I do this for many reasons. I do it because I believe it is right. I do it because I will profit by it. These all consolidate into one reason: I do it because I can.

Zsaryna Adrelana
Imperial Shipment
Amarr Empire
#13 - 2013-05-28 18:32:40 UTC  |  Edited by: Zsaryna Adrelana
Voronov then pulls up the most recent pictures of the prospective Capsuleer, both the Imperial navy mugshots and full body shots and she whistles softly. There is no mistaking the cool detachment in those eyes, as if the shutters have been dropped upon the world outside. The mind of a killer with a body to match. Ad-Drelana's athletic build makes it obvious that she's a soldier, not an ounce of excess fat hangs off that perfectly toned killing machine.
“Nice boobs” Evidently Ejollursohn thinks so too.

Voronov rotates the picture to get a good look at the girl's back and sucks in a sudden breath.

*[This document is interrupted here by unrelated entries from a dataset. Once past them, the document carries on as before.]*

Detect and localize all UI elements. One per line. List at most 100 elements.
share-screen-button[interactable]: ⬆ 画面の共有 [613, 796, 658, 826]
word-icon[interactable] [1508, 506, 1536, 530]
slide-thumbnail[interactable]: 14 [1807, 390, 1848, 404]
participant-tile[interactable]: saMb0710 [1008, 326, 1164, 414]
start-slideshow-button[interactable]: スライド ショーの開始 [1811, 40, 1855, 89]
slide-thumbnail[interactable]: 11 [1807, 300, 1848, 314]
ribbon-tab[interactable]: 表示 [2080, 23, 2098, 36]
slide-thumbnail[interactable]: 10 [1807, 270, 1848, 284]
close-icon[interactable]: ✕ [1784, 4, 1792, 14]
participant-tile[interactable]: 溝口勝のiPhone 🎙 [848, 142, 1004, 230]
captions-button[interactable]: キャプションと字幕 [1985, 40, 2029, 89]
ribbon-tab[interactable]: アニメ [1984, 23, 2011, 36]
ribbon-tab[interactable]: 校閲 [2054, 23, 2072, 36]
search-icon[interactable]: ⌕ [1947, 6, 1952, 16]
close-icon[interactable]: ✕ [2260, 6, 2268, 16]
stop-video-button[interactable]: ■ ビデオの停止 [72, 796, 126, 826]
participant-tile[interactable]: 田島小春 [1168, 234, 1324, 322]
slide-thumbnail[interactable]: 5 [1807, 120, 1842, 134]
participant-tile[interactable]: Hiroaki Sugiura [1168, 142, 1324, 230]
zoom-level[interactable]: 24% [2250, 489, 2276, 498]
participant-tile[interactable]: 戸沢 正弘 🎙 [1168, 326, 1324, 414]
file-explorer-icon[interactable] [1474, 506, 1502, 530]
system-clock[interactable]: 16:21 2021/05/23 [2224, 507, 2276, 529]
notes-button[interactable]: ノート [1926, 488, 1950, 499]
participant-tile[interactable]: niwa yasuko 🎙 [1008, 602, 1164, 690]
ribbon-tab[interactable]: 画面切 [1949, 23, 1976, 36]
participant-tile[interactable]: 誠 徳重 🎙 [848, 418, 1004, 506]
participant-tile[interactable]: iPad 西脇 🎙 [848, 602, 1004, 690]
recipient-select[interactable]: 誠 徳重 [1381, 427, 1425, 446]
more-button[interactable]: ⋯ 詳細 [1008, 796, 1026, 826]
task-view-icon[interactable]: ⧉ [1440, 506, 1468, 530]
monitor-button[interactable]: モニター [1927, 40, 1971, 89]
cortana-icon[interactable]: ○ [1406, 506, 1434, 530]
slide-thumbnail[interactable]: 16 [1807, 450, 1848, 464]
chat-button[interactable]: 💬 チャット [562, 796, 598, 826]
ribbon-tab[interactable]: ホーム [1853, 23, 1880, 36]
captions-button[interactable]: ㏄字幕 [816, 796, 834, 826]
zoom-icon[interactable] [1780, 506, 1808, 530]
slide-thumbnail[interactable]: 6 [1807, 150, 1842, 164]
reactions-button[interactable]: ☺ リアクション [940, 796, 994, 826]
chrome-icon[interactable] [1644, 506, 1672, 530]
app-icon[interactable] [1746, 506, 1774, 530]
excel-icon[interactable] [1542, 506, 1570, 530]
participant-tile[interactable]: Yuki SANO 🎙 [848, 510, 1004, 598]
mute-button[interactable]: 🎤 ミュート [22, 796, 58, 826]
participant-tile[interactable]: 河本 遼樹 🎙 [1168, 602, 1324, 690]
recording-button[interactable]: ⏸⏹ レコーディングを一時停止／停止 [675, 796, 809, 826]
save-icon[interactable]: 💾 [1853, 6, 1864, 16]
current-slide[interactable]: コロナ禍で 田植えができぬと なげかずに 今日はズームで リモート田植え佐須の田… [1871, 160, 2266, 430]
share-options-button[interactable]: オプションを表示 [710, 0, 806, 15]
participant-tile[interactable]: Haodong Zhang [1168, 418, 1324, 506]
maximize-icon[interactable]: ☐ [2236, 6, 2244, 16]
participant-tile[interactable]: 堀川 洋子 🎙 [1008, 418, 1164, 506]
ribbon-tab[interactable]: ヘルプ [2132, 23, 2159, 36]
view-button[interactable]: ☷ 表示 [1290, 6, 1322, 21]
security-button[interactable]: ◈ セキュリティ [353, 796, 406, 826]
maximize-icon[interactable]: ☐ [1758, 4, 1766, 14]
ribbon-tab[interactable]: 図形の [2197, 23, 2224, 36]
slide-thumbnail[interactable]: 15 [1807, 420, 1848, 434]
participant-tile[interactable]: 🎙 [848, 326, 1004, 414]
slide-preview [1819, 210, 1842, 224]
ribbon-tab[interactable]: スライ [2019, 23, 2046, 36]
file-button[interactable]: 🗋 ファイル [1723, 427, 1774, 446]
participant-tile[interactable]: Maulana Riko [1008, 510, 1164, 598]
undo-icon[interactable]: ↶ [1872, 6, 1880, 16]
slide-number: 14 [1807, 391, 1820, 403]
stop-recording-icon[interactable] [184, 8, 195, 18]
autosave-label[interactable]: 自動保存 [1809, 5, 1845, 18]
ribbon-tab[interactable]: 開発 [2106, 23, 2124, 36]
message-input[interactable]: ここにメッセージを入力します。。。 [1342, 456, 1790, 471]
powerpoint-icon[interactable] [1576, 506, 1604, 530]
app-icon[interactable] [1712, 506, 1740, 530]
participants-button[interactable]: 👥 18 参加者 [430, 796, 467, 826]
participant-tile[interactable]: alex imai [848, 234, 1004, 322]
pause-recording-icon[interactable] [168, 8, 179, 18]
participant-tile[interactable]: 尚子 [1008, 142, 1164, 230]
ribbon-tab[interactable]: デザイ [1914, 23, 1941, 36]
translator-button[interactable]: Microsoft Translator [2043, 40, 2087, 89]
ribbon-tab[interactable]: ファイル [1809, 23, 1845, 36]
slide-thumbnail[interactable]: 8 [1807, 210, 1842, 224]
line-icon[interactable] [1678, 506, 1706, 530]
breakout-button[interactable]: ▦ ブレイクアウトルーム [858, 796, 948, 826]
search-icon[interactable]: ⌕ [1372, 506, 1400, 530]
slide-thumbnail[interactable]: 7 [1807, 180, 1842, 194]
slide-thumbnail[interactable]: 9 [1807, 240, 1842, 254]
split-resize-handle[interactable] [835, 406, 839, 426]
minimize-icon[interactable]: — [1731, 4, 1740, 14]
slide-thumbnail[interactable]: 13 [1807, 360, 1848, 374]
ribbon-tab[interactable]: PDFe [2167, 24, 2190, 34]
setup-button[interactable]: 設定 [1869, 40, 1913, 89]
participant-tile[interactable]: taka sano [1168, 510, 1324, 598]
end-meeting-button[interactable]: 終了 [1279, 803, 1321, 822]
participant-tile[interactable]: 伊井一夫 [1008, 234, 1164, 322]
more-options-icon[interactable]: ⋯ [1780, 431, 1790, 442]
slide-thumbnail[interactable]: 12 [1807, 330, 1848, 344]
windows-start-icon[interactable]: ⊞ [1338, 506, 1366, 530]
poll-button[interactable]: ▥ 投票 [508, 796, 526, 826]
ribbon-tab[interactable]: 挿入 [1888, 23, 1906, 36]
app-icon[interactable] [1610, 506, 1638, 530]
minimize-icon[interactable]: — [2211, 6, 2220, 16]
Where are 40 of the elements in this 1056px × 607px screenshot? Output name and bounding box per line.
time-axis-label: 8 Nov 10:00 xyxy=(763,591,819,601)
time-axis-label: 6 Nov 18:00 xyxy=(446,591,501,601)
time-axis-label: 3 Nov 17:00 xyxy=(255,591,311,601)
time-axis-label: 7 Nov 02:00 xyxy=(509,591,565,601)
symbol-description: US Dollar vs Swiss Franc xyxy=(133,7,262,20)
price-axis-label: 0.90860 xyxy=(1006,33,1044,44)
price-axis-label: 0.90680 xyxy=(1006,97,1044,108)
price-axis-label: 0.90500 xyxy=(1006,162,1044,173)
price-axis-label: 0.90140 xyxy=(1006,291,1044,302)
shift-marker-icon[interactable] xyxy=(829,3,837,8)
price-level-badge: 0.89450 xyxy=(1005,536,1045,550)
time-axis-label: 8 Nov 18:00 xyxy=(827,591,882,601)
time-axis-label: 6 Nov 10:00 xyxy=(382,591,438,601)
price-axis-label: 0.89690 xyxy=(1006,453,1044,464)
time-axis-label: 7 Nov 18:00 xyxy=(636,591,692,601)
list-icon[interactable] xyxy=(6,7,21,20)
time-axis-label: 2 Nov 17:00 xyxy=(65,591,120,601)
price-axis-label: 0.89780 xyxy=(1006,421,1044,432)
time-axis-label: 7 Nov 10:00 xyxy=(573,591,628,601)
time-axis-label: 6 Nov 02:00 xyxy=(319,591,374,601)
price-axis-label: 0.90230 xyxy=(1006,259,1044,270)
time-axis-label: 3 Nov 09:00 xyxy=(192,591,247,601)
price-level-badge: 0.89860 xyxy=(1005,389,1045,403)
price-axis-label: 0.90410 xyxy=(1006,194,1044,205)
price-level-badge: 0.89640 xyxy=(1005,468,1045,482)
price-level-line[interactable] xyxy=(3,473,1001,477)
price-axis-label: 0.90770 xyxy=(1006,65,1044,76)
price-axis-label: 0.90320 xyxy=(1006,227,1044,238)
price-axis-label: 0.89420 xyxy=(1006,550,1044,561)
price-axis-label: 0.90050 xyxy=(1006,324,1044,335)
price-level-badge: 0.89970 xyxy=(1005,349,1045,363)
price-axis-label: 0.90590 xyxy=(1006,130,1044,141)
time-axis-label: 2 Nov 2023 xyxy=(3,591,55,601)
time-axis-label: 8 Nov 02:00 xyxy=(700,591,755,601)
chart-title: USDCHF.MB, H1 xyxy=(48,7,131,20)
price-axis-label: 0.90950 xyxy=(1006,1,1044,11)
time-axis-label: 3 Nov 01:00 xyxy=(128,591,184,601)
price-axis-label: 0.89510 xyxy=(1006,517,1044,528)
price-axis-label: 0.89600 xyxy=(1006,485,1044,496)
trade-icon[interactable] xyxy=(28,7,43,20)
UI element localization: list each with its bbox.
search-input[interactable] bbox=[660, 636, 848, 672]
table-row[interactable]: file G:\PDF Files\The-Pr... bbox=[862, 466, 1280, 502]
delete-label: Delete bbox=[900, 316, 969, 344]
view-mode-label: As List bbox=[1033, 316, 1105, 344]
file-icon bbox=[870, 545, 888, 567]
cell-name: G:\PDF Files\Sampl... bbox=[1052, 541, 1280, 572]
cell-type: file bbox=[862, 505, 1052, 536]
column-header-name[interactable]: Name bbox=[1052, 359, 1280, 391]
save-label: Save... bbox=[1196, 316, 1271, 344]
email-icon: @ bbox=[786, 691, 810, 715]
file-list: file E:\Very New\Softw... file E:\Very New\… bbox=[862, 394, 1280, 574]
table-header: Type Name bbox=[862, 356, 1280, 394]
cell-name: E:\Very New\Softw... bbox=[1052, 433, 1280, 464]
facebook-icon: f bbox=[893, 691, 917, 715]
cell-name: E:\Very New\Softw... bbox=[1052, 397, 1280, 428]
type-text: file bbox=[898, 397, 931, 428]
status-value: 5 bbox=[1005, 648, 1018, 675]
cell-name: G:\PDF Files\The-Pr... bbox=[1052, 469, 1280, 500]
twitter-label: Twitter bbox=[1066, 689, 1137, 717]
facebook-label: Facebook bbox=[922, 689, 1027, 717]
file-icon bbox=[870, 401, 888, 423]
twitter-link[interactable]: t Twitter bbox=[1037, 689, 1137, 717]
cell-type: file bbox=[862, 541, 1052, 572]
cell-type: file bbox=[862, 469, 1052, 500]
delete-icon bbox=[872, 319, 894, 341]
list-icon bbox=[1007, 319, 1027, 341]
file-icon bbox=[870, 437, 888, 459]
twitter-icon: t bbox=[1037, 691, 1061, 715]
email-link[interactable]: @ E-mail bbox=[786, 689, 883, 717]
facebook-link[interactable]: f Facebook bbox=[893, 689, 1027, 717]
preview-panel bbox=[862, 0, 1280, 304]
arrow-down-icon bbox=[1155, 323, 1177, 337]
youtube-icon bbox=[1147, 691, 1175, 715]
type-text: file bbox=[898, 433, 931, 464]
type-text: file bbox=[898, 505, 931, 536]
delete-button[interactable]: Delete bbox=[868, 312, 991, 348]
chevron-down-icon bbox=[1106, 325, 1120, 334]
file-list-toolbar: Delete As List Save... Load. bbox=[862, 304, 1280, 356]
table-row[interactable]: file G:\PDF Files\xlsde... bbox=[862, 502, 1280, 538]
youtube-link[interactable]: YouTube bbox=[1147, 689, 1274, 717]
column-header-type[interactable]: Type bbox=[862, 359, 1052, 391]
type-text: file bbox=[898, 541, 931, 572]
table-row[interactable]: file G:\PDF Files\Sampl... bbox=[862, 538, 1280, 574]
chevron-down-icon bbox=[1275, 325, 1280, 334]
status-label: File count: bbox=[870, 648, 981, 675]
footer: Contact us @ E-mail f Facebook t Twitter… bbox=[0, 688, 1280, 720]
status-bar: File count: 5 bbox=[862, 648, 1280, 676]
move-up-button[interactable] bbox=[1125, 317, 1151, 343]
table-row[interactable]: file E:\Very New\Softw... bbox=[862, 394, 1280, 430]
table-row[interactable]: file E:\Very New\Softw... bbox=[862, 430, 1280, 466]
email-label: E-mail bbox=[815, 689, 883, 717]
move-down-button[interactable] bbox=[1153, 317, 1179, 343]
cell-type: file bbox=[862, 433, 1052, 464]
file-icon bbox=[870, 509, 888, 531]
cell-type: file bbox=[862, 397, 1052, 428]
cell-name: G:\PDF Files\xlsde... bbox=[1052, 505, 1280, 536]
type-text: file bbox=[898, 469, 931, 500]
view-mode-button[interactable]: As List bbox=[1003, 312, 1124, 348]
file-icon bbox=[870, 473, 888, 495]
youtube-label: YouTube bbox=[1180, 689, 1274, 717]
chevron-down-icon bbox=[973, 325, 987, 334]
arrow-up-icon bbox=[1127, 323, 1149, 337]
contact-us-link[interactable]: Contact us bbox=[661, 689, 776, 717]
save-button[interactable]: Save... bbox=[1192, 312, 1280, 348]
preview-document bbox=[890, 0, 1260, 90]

Scars criss cross Ad-Drelana's back, some of them new and some of them old, the twin coil of a shock-lash clearly visible.
“Holy... this girl has a past to her and no mistake” She whispers. Voronov does not consider herself easy to shock, she was there when the Tribals sent an invasion fleet into Yulai after all, and since then she's seen all kinds of weirdness with CONCORD's capsuleer vetting department and she's heard all kinds of tragic stories.

However it's one thing to see it written down in dry psych reports and another to see it in full color images right in front of her nose.
“Bring her in for an interview” Voronov says at last “She looks competent enough to me... doesn't look like she's going to become dangerous any time soon”
“Didn't you say that about Mittani?” Ejollursohn asks as he turns to leave.
“Get lost, now” The look Voronov shoots him in reply is positively deadly as Ejollursohn heads out of the door, his mocking laughter bouncing off the walls of the office behind him.

I do this for many reasons. I do it because I believe it is right. I do it because I will profit by it. These all consolidate into one reason: I do it because I can.